The signal mic0_1.wav should be a 2 channel, 16 kHz WAV file with two microphone signals, which should be captured in silence; to capture these signals using the XVF3800’s output, issue:

xvf_host AUDIO_MGR_OP_L 1 0
xvf_host AUDIO_MGR_OP_R 1 1

Record 30 seconds of output from the device, and repeat for the other microphones:

xvf_host AUDIO_MGR_OP_L 1 2
xvf_host AUDIO_MGR_OP_R 1 3

Further information on the use of the host application to capture output can be found in [FINAL: link to the hardware setup guide section where we talk about this] and documentation of this script may be found in its docstring.

For optimal algorithmic performance, the coherence between each possible pair of microphones should be less than 0.1. All possible pairs of microphones should be tested; this will result in a total of 6 plots.

../../_images/ad_coherence.png — Fig. 22 Sample coherence plot between two microphones, where the blue line is real data and the red line is a theoretical coherence between two perfect microphones recording diffuse noise#

Loudspeaker(s)#

The most pressing consideration when incorporating loudspeakers into a design using the XVF3800 is the minimisation of non-linearities within the design. Whilst the XVF3800 features a linear echo canceller (the AEC), and whilst it can also suppress tail echo and non-linear echo, it is advisable to keep any non-linearities in the design to a minimum in order to guarantee optimal intelligibility and algorithmic performance.

The two main sources of non-linearity in a design arise from mechanical coupling between a loudspeaker and the microphones and from non-linearities present in the loudspeaker/amplifier stage itself. Efforts should be made to ensure that any loudspeakers are appropriately isolated from the microphones and placed physically as far away as feasible. Isolation may take the form of mechanical decoupling from the rest of the enclosure and/or the use of soundproofing material between loudspeakers and the microphones. Additionally, product enclosures should be designed in such a manner as not to introduce non-linear effects; they should not rattle, click, vibrate, or otherwise introduce extraneous noise during normal operation.

Non-linearities present in the loudspeaker/amplifier stage are more difficult to provide generalised advice on.

Loudspeakers and amplifiers should be specified such that at nominal operating volume they are both operating within their linear region; this usually pushes design decisions towards larger or more powerful loudspeakers. As noted in the previous section, the loudspeakers at their maximum level should not be so loud that they push the microphones in the design to acoustic overload.

A THD of below 3 to 5%, measured over the full frequency range at the maximum level, is desirable. Designers should note that the THD for loudspeakers is typically only specified in datasheets at 1 kHz. THD can also be introduced by the amplifier used; it is important that amplifiers are chosen such that the overall THD of the loudspeaker system is minimised wherever possible.
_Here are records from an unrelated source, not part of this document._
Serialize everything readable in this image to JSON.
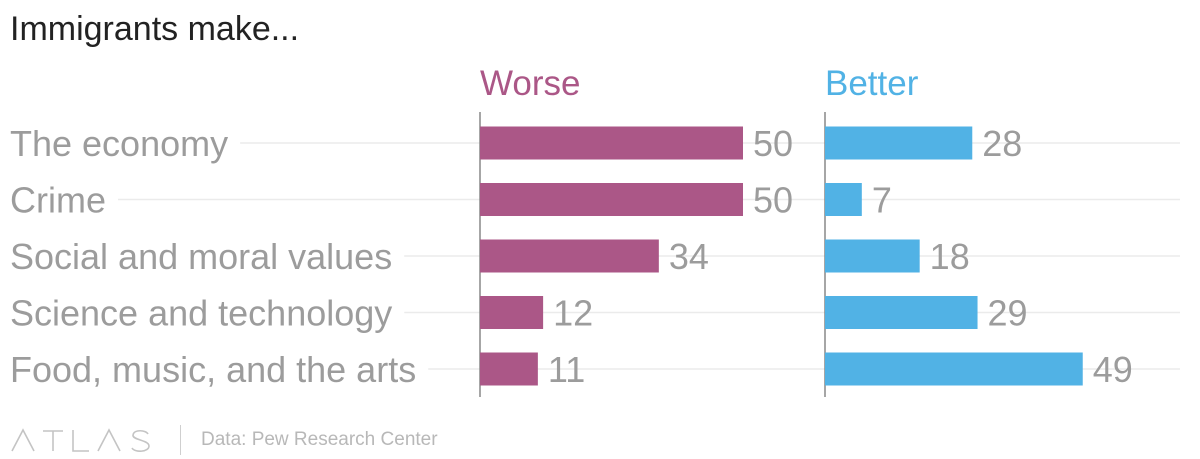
{
  "title": "Immigrants make...",
  "brand": "ATLAS",
  "source": "Data: Pew Research Center",
  "colors": {
    "worse": "#ab5787",
    "better": "#51b2e5",
    "label": "#9c9c9c",
    "title": "#222222"
  },
  "chart_data": {
    "type": "bar",
    "orientation": "horizontal",
    "categories": [
      "The economy",
      "Crime",
      "Social and moral values",
      "Science and technology",
      "Food, music, and the arts"
    ],
    "series": [
      {
        "name": "Worse",
        "values": [
          50,
          50,
          34,
          12,
          11
        ]
      },
      {
        "name": "Better",
        "values": [
          28,
          7,
          18,
          29,
          49
        ]
      }
    ],
    "xlim": [
      0,
      50
    ],
    "grid": true,
    "legend": "top"
  }
}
Finally, it is important to consider the effect of loudspeaker placement on the far-field sensitivity of the device’s microphones. In general for a given nominal level, the closer a microphone is placed to a loudspeaker the lower its gain must be in order to avoid clipping. This means that the closer a loudspeaker is located to a microphone, the lower the overall system gain will be, and therefore the lower the far-field sensitivity of the device.